Subsequent chapters appeared in the magazine’s August and September issues, before the Edinburgh-based Blackwood’s re-published the novel as a single volume on 19 October 1915.  It proved an instant hit, both at home and – as letters sent to Buchan would soon testify – with the troops on the front line.

“I can only imagine that the serving soldier enjoyed the book because it was short, fast-paced, and exciting,” adds Ursula Buchan. “The story tells of one man prevailing against a nest of very dangerous German spies, despite being chased by the police for a murder he didn’t commit – and we mustn’t forget that if Hannay had been caught and convicted he would have hung. This must have been attractive escapism for soldiers, who came to see themselves as mere cannon fodder.”

The Thirty-Nine Steps is a short episodic book with lots of short chapters and therefore quick and easy to read,” agrees Andrew Lownie, author of the biography John Buchan: The Presbyterian Cavalier, and editor of several collections of John Buchan’s stories. “Its first person narration adds to the sense of pace and authority. Buchan always claimed it was light-hearted relief to earn some money, but he clearly drew on his knowledge of the spy world and current affairs  and the landscape of both London and South West Scotland is one he knew well.”

Not that its subject matter was that unusual for the time; the decade leading up to the outbreak of the First World War had seen many very successful – though not necessarily well written – novels about a future war against shady foreign powers.

“Buchan took the adventure romance to a new level by losing Victorian ponderousness and writing a story that read at the speed at which its readers were now living,” adds Macdonald. “He gave the popular novel permission to be complex and to be well-written, to be culturally multi-levelled, to quote the Bible and the classics, by not talking down to his readers.”

While Hitchcock’s version still appears regularly in satellite TV schedules, The Thirty-Nine Steps was more recently reincarnated as an acclaimed West End show. While owing more to Hitchcock than Buchan, its success helped significantly with the creation of The John Buchan Story, a museum about the author and his life, now located in Peebles.

“If it hadn’t been for the play, I don’t think we could’ve got this museum off the ground,” insists Lady Stewartby. “So many people had seen the play, particularly in London, that we were pushing on an open door. So I’m very relaxed about the impact of The Thirty-Nine Steps. Better they read it, than that they don’t.”

THE FILMS
“Hitchcock’s film – and indeed the others – have been very important in perpetuating JB’s memory,” insists Ursula Buchan. “The Hitchcock film seems to come round on a loop on the television, so future generations do at least have the chance to discover JB through it. Which is fine provided that no one is under the illusion that the film is very like the book in plot, because it’s not.”

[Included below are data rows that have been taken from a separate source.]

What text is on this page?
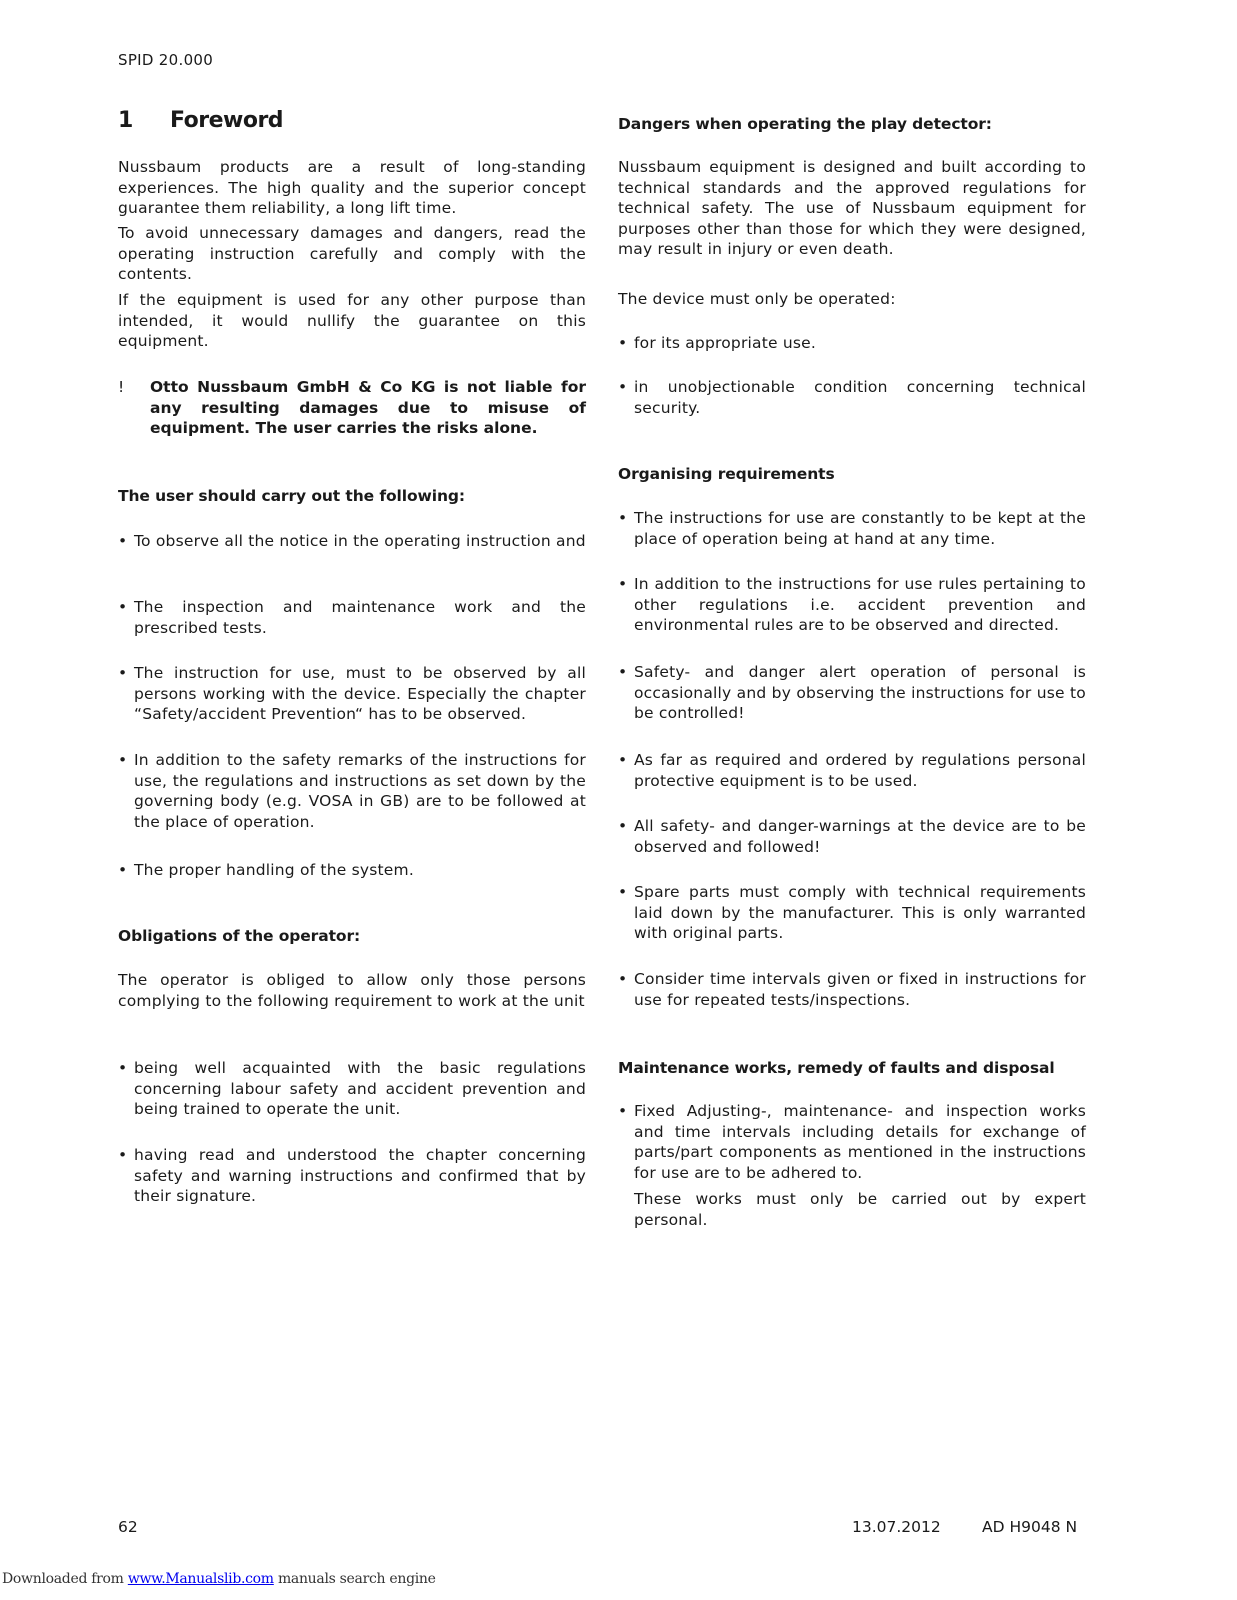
SPID 20.000
1 Foreword

Nussbaum products are a result of long-standing experiences. The high quality and the superior concept guarantee them reliability, a long lift time.

To avoid unnecessary damages and dangers, read the operating instruction carefully and comply with the contents.

If the equipment is used for any other purpose than intended, it would nullify the guarantee on this equipment.

! Otto Nussbaum GmbH & Co KG is not liable for any resulting damages due to misuse of equipment. The user carries the risks alone.

The user should carry out the following:

• To observe all the notice in the operating instruction and
• The inspection and maintenance work and the prescribed tests.
• The instruction for use, must to be observed by all persons working with the device. Especially the chapter “Safety/accident Prevention“ has to be observed.
• In addition to the safety remarks of the instructions for use, the regulations and instructions as set down by the governing body (e.g. VOSA in GB) are to be followed at the place of operation.
• The proper handling of the system.

Obligations of the operator:

The operator is obliged to allow only those persons complying to the following requirement to work at the unit

• being well acquainted with the basic regulations concerning labour safety and accident prevention and being trained to operate the unit.
• having read and understood the chapter concerning safety and warning instructions and confirmed that by their signature.

Dangers when operating the play detector:

Nussbaum equipment is designed and built according to technical standards and the approved regulations for technical safety. The use of Nussbaum equipment for purposes other than those for which they were designed, may result in injury or even death.

The device must only be operated:

• for its appropriate use.
• in unobjectionable condition concerning technical security.

Organising requirements

• The instructions for use are constantly to be kept at the place of operation being at hand at any time.
• In addition to the instructions for use rules pertaining to other regulations i.e. accident prevention and environmental rules are to be observed and directed.
• Safety- and danger alert operation of personal is occasionally and by observing the instructions for use to be controlled!
• As far as required and ordered by regulations personal protective equipment is to be used.
• All safety- and danger-warnings at the device are to be observed and followed!
• Spare parts must comply with technical requirements laid down by the manufacturer. This is only warranted with original parts.
• Consider time intervals given or fixed in instructions for use for repeated tests/inspections.

Maintenance works, remedy of faults and disposal

• Fixed Adjusting-, maintenance- and inspection works and time intervals including details for exchange of parts/part components as mentioned in the instructions for use are to be adhered to.

These works must only be carried out by expert personal.

62	13.07.2012	AD H9048 N
Downloaded from www.Manualslib.com manuals search engine
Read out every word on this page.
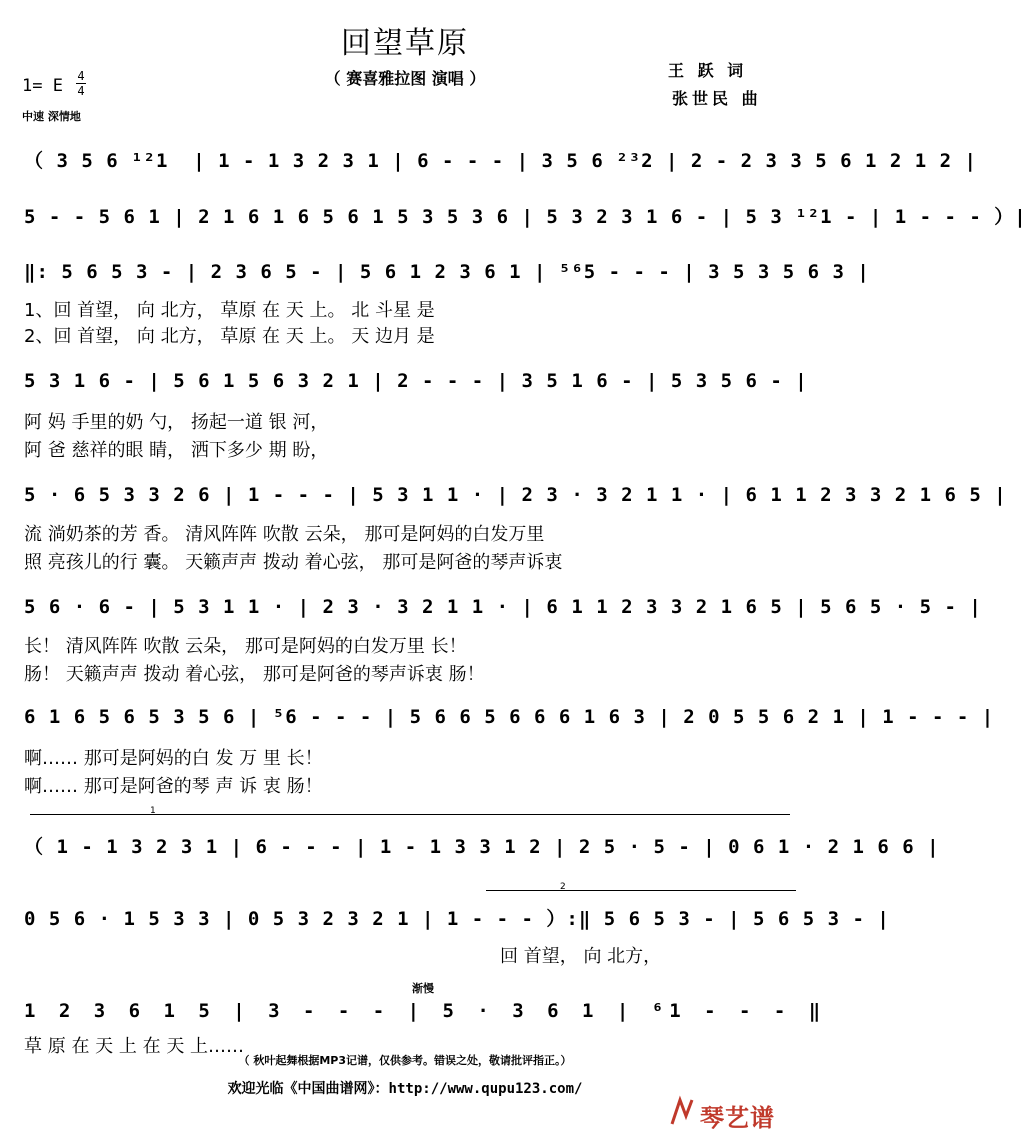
回望草原
（ 赛喜雅拉图 演唱 ）	王 跃 词
张世民 曲
1= E 4
4
中速 深情地
（ 3 5 6 ¹²1  | 1 - 1 3 2 3 1 | 6 - - - | 3 5 6 ²³2 | 2 - 2 3 3 5 6 1 2 1 2 |
5 - - 5 6 1 | 2 1 6 1 6 5 6 1 5 3 5 3 6 | 5 3 2 3 1 6 - | 5 3 ¹²1 - | 1 - - - ）|
‖: 5 6 5 3 - | 2 3 6 5 - | 5 6 1 2 3 6 1 | ⁵⁶5 - - - | 3 5 3 5 6 3 |
1、回 首望， 向 北方， 草原 在 天 上。 北 斗星 是
2、回 首望， 向 北方， 草原 在 天 上。 天 边月 是
5 3 1 6 - | 5 6 1 5 6 3 2 1 | 2 - - - | 3 5 1 6 - | 5 3 5 6 - |
阿 妈 手里的奶 勺， 扬起一道 银 河，
阿 爸 慈祥的眼 睛， 洒下多少 期 盼，
5 · 6 5 3 3 2 6 | 1 - - - | 5 3 1 1 · | 2 3 · 3 2 1 1 · | 6 1 1 2 3 3 2 1 6 5 |
流 淌奶茶的芳 香。 清风阵阵 吹散 云朵， 那可是阿妈的白发万里
照 亮孩儿的行 囊。 天籁声声 拨动 着心弦， 那可是阿爸的琴声诉衷
5 6 · 6 - | 5 3 1 1 · | 2 3 · 3 2 1 1 · | 6 1 1 2 3 3 2 1 6 5 | 5 6 5 · 5 - |
长！ 清风阵阵 吹散 云朵， 那可是阿妈的白发万里 长！
肠！ 天籁声声 拨动 着心弦， 那可是阿爸的琴声诉衷 肠！
6 1 6 5 6 5 3 5 6 | ⁵6 - - - | 5 6 6 5 6 6 6 1 6 3 | 2 0 5 5 6 2 1 | 1 - - - |
啊…… 那可是阿妈的白 发 万 里 长！
啊…… 那可是阿爸的琴 声 诉 衷 肠！
1
（ 1 - 1 3 2 3 1 | 6 - - - | 1 - 1 3 3 1 2 | 2 5 · 5 - | 0 6 1 · 2 1 6 6 |
2
0 5 6 · 1 5 3 3 | 0 5 3 2 3 2 1 | 1 - - - ）:‖ 5 6 5 3 - | 5 6 5 3 - |
回 首望， 向 北方，
渐慢
1 2 3 6 1 5 | 3 - - - | 5 · 3 6 1 | ⁶1 - - - ‖
草 原 在 天 上 在 天 上……
（ 秋叶起舞根据MP3记谱，仅供参考。错误之处，敬请批评指正。）
欢迎光临《中国曲谱网》：http://www.qupu123.com/
琴艺谱
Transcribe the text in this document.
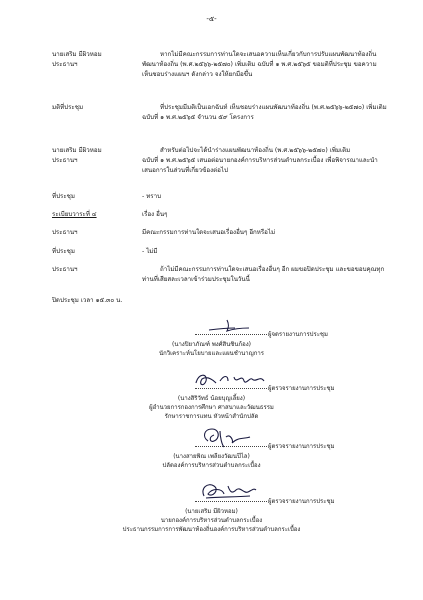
-๕-
นายเสริม มีผิวหอม	หากไม่มีคณะกรรมการท่านใดจะเสนอความเห็นเกี่ยวกับการปรับแผนพัฒนาท้องถิ่น
ประธานฯ	พัฒนาท้องถิ่น (พ.ศ.๒๕๖๖-๒๕๗๐) เพิ่มเติม ฉบับที่ ๑ พ.ศ.๒๕๖๕ ขอมติที่ประชุม ขอความเห็นชอบร่างแผนฯ ดังกล่าว จงให้ยกมือขึ้น
มติที่ประชุม	ที่ประชุมมีมติเป็นเอกฉันท์ เห็นชอบร่างแผนพัฒนาท้องถิ่น (พ.ศ.๒๕๖๖-๒๕๗๐) เพิ่มเติม ฉบับที่ ๑ พ.ศ.๒๕๖๕ จำนวน ๕๙ โครงการ
นายเสริม มีผิวหอม	สำหรับต่อไปจะได้นำร่างแผนพัฒนาท้องถิ่น (พ.ศ.๒๕๖๖-๒๕๗๐) เพิ่มเติม
ประธานฯ	ฉบับที่ ๑ พ.ศ.๒๕๖๕ เสนอต่อนายกองค์การบริหารส่วนตำบลกระเบื้อง เพื่อพิจารณาและนำเสนอการในส่วนที่เกี่ยวข้องต่อไป
ที่ประชุม	- ทราบ
ระเบียบวาระที่ ๔	เรื่อง อื่นๆ
ประธานฯ	มีคณะกรรมการท่านใดจะเสนอเรื่องอื่นๆ อีกหรือไม่
ที่ประชุม	- ไม่มี
ประธานฯ	ถ้าไม่มีคณะกรรมการท่านใดจะเสนอเรื่องอื่นๆ อีก ผมขอปิดประชุม และขอขอบคุณทุกท่านที่เสียสละเวลาเข้าร่วมประชุมในวันนี้
ปิดประชุม เวลา ๑๕.๓๐ น.
ผู้จดรายงานการประชุม
(นางปิยาภัณฑ์ พงศ์สินชินก้อง)
นักวิเคราะห์นโยบายและแผนชำนาญการ
ผู้ตรวจรายงานการประชุม
(นางสิริวัทธ์ น้อยบุญเลี้ยง)
ผู้อำนวยการกองการศึกษา ศาสนาและวัฒนธรรม
รักษาราชการแทน หัวหน้าสำนักปลัด
ผู้ตรวจรายงานการประชุม
(นางสายพิณ เพลียงวัฒนปีไล)
ปลัดองค์การบริหารส่วนตำบลกระเบื้อง
ผู้ตรวจรายงานการประชุม
(นายเสริม มีผิวหอม)
นายกองค์การบริหารส่วนตำบลกระเบื้อง
ประธานกรรมการการพัฒนาท้องถิ่นองค์การบริหารส่วนตำบลกระเบื้อง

Indeed, many of the film’s most iconic moments – Robert Donat as Hannay escaping from the police on the Forth Bridge, him being hand-cuffed to Madeleine Carroll for much of the film, the “39 Steps” code-name for a secret spy organisation – have nothing to do with Buchan.

Nevertheless, with his 39 Steps, Hitchcock essentially set the cinematic template for thrillers in which innocent men (or women) finds themselves on the run from both the authorities and enemy agents – which has given us everything from Harrison Ford as The Fugitive to Matt Damon in The Bourne Identity.

There were two subsequent film adaptations of Buchan’s novel in 1959 and 1978 (starring Kenneth More and Robert Powell, respectively), plus the BBC’s 2008’s adaptation with Rupert Penry-Jones.

However, there are arguments in favour of the most stylish re-imagining of The Thirty-Nine Steps on film remaining Hitchcock’s own, hugely popular 1959 film, North by NorthWest, in which a perfectly cast Cary Grant plays an advertising executive who suddenly finds himself framed for murder and mistaken as a spy by foreign agents.